Identification and Inference with Min-over-max Estimators for the Measurement of Labor Market Fairness
Karthik Rajkumar

TL;DR
This paper develops a method for statistical inference on the Demographic Parity fairness metric, using smooth approximations of min and max functions to enable valid asymptotic analysis even at non-differentiable points.
Contribution
It introduces a novel approach to approximate complex min-max functions for inference, ensuring validity across the entire domain, including non-differentiable points.
Findings
Provides a smooth approximation method for DP inference
Derives asymptotic distribution for the approximations
Enables confidence interval computation and hypothesis testing for fairness thresholds
Abstract
These notes shows how to do inference on the Demographic Parity (DP) metric. Although the metric is a complex statistic involving min and max computations, we propose a smooth approximation of those functions and derive its asymptotic distribution.
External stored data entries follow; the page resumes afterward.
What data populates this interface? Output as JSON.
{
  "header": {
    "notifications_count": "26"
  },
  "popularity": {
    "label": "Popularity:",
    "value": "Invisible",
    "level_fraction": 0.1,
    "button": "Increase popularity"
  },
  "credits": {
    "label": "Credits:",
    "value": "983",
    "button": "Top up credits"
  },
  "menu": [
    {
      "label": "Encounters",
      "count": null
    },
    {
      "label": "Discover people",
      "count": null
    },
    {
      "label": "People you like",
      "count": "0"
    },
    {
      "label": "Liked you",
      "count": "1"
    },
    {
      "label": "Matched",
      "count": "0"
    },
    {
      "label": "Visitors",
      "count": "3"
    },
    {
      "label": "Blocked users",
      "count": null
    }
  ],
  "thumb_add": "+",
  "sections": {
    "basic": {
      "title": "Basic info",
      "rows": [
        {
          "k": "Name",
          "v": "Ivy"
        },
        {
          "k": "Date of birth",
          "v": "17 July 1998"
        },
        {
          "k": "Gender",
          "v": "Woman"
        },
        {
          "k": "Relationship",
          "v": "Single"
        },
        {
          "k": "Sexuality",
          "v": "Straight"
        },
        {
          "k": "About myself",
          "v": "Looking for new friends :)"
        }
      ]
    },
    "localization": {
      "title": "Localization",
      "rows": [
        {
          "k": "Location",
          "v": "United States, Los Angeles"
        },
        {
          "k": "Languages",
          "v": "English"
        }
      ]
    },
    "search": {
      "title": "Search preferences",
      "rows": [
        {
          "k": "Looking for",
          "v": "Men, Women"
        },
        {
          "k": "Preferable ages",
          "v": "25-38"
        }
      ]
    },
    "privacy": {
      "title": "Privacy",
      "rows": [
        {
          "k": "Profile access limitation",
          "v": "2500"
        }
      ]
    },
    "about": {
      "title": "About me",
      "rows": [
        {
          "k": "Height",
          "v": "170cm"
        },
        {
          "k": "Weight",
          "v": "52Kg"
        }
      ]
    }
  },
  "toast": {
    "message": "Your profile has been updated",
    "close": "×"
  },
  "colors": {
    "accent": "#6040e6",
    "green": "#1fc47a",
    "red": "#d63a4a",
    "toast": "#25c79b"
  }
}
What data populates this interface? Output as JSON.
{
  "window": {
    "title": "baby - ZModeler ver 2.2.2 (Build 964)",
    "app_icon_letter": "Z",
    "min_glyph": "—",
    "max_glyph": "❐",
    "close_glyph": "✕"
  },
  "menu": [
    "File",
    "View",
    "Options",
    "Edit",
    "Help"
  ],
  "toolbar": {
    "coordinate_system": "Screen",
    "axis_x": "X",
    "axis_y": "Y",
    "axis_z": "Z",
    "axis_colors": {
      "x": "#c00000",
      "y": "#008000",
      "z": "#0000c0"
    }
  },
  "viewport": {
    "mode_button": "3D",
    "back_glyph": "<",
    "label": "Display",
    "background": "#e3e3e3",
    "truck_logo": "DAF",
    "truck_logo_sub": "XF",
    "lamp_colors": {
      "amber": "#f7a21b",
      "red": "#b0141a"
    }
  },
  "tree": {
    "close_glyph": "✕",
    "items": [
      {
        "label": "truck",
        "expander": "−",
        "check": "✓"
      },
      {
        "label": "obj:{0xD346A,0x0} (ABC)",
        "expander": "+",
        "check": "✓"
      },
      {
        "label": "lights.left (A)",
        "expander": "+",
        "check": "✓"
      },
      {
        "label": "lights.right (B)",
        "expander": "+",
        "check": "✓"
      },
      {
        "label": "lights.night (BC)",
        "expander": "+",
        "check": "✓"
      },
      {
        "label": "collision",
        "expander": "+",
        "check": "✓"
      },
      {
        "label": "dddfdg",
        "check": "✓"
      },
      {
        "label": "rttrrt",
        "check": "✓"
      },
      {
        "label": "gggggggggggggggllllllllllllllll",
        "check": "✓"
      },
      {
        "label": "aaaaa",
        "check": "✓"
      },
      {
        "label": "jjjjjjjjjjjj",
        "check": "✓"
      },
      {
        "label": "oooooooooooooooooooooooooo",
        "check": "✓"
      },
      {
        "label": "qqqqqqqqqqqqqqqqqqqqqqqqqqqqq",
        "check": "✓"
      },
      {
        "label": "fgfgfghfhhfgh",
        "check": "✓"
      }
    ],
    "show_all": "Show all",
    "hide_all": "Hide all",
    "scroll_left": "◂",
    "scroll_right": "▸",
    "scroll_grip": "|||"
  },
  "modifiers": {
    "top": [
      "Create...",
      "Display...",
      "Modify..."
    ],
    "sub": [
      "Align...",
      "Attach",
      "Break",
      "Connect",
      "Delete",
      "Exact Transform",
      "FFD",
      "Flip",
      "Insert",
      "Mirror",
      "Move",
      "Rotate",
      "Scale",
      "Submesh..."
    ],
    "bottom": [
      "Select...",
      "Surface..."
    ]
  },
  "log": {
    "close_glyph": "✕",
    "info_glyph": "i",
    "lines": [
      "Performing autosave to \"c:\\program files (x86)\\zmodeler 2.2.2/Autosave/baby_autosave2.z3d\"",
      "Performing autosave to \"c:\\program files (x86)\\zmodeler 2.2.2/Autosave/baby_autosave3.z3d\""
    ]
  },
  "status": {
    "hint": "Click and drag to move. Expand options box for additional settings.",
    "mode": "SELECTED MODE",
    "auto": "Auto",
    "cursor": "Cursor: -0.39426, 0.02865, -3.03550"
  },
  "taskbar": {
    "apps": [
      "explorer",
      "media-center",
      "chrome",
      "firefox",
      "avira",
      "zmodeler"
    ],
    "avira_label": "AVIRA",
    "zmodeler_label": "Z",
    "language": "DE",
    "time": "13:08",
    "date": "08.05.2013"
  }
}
The limit of these approximations and their gradients converge to those of the true max and min functions, wherever they exist. More importantly, when the true max and min functions are not differentiable, the approximations still are, and they provide valid asymptotic inference everywhere in the domain. We conclude with some directions on how to compute confidence intervals for DP, how to test if it is under 0.8 (the U.S. Equal Employment Opportunity Commission fairness threshold), and how to do inference in an A/B test.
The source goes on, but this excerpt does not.